L’examen de ces trois éléments permet de comprendre le sens ultime des discours portant sur la génération Y : une construction qui permet d’occulter l’ensemble des transformations structurelles qui ont affectés le travail et l’emploi depuis trente ans. Oui, les jeunes et les plus âgés vivent des situations profondément différentes. Mais ces différences relèvent surtout d’évolutions objectives et non pas de comportements attribués presque par essence à certains.

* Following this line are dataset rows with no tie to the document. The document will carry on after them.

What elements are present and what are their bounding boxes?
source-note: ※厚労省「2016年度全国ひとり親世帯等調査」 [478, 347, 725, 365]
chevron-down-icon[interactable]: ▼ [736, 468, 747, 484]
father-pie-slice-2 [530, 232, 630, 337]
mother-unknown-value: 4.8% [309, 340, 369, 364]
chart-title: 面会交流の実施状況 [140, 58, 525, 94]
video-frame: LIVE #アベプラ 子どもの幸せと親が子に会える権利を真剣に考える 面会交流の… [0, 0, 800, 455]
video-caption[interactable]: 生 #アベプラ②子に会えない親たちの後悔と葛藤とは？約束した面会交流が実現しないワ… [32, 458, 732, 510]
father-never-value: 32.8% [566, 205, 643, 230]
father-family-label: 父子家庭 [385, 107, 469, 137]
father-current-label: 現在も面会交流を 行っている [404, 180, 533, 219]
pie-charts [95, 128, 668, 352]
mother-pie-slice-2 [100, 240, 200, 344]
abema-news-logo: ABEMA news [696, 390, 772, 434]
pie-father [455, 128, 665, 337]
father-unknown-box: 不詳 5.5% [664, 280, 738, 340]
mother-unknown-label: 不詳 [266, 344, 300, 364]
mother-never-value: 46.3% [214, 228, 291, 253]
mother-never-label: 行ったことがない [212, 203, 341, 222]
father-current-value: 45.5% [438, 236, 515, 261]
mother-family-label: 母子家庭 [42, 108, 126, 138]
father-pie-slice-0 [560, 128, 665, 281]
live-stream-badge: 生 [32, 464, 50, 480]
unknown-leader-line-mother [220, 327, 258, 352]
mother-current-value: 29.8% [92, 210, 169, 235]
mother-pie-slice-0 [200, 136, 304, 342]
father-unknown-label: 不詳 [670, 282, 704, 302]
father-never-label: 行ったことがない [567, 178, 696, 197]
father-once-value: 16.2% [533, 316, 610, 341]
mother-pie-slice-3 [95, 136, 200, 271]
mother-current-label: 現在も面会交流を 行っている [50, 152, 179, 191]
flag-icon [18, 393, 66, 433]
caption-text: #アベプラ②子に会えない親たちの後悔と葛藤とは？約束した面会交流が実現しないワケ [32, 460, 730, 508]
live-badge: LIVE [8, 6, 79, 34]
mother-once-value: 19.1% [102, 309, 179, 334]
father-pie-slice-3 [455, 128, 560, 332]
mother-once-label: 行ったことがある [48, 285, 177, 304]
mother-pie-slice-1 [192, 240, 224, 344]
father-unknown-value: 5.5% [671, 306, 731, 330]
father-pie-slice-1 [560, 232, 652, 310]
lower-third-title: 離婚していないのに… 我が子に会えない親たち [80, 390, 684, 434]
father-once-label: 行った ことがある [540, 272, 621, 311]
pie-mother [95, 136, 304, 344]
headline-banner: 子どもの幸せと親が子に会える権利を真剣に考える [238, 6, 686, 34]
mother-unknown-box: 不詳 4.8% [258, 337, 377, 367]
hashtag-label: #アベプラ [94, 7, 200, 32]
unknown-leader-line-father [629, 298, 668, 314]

Il est commode d’imputer aux plus jeunes un désir de flexibilité et de labilité. Cela l’est parce que le système de l’emploi ne semble pas en mesure de leur offrir autre chose. Pas à tous du moins, parce que les inégalités salariales progressent et que tous n’accèdent pas facilement à l’emploi qualifié et stable. De plus, s’intéresser aux phénomènes générationnels reste un moyen sûr d’explorer les arcanes de ce qui vient. Les « jeunes », demain seront majoritaires. Se pencher sur cette génération, observer sa composition et ses déclinaisons statutaires permet de dresser le portrait de la société de demain. Avis aux amateurs, un champ de recherche est ouvert.

[1] Encore que l’origine de cette dénomination ne soit pas certaine. Il peut s’agir aussi de la forme Y des écouteurs de baladeurs (d’I Pod) que les jeunes porteraient en permanence. Le pourquoi marque l’insoumission supposée de ces générations qui ne se contenteraient pas de faire ce qu’on leur demande, mais voudraient avoir voix aux chapitres, exprimant ainsi un besoin de comprendre pour agir.